The condition tells us that $\left|\frac{f(x)-f(y)}{x-y}\right| \; \le \; |x-y|^2$ and so, letting $y$ tend to $x$ , we see that $f$ is differentiable, with $f'(x)=0$ for all $x$ . Thus $f$ is constant, making the answer $\boxed{11}$ .

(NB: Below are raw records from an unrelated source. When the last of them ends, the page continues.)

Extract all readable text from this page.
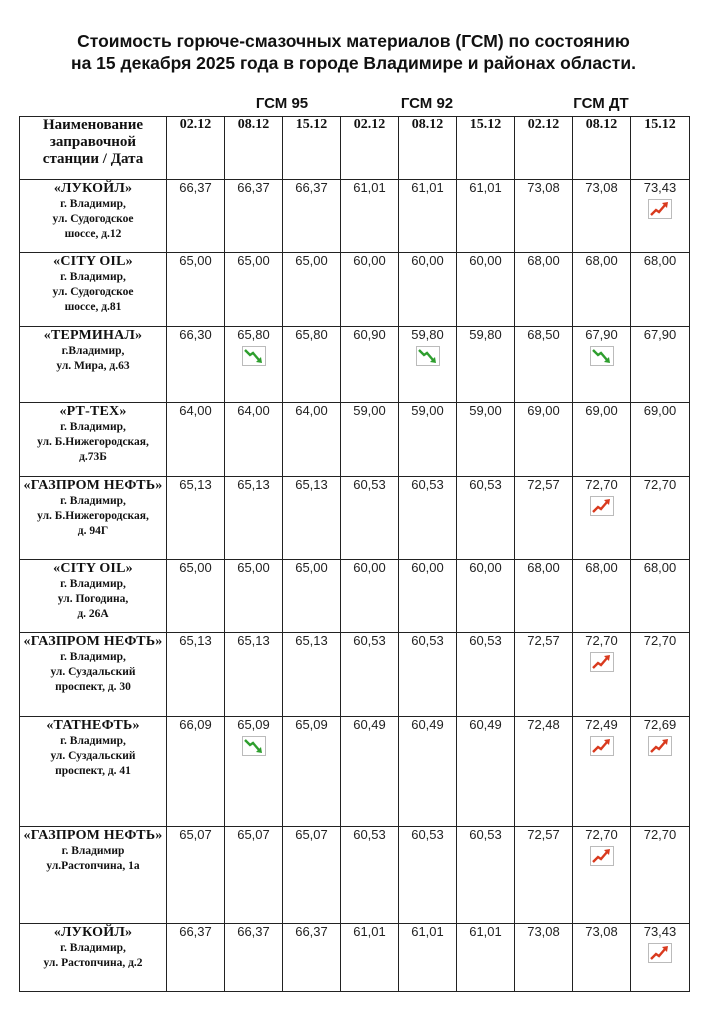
Стоимость горюче-смазочных материалов (ГСМ) по состоянию
на 15 декабря 2025 года в городе Владимире и районах области.
ГСМ 95	ГСМ 92	ГСМ ДТ
Наименование
заправочной
станции / Дата	02.12	08.12	15.12	02.12	08.12	15.12	02.12	08.12	15.12

«ЛУКОЙЛ»
г. Владимир,
ул. Судогодское
шоссе, д.12	66,37	66,37	66,37	61,01	61,01	61,01	73,08	73,08	73,43

«CITY OIL»
г. Владимир,
ул. Судогодское
шоссе, д.81	65,00	65,00	65,00	60,00	60,00	60,00	68,00	68,00	68,00

«ТЕРМИНАЛ»
г.Владимир,
ул. Мира, д.63	66,30	65,80	65,80	60,90	59,80	59,80	68,50	67,90	67,90

«РТ-ТЕХ»
г. Владимир,
ул. Б.Нижегородская,
д.73Б	64,00	64,00	64,00	59,00	59,00	59,00	69,00	69,00	69,00

«ГАЗПРОМ НЕФТЬ»
г. Владимир,
ул. Б.Нижегородская,
д. 94Г	65,13	65,13	65,13	60,53	60,53	60,53	72,57	72,70	72,70

«CITY OIL»
г. Владимир,
ул. Погодина,
д. 26А	65,00	65,00	65,00	60,00	60,00	60,00	68,00	68,00	68,00

«ГАЗПРОМ НЕФТЬ»
г. Владимир,
ул. Суздальский
проспект, д. 30	65,13	65,13	65,13	60,53	60,53	60,53	72,57	72,70	72,70

«ТАТНЕФТЬ»
г. Владимир,
ул. Суздальский
проспект, д. 41	66,09	65,09	65,09	60,49	60,49	60,49	72,48	72,49	72,69

«ГАЗПРОМ НЕФТЬ»
г. Владимир
ул.Растопчина, 1а	65,07	65,07	65,07	60,53	60,53	60,53	72,57	72,70	72,70

«ЛУКОЙЛ»
г. Владимир,
ул. Растопчина, д.2	66,37	66,37	66,37	61,01	61,01	61,01	73,08	73,08	73,43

If $f:\mathbb{R} \to \mathbb{R}$ satisfies: $|f(x) - f(y)| \leq |x - y|^3 \\ f(3) = 11$ then $f(x) = 11, \space \forall x \in \mathbb{R}$ .

Proof .-

$\forall \epsilon > 0$ "very small", $\exists n \in \mathbb{N}$ such that $\frac{1}{n^2} < \epsilon$ (Archimedes property). Then, due to triangular inequality $|f(4) - f(3)| \leq |f(4) - f(4 - 1/n)| + |f(4 - 1/n) - f(4 - 2/n)| + |f(4 - 2/n) - f(4 - 3/n)| +... + |f(4 - (n-1)/n) - f(3)| \leq$ $\leq n \cdot (\frac{1}{n^3}) = \frac{1}{n^2} < \epsilon$ . This implies that $f(4) = f(3)$ . With the same reasoning $f(n) = f(3) = 11, \space \forall n \in \mathbb{Z}$ . And with a similar reasoning, $f(x) = 11, \space \forall x \in \mathbb{R}$ .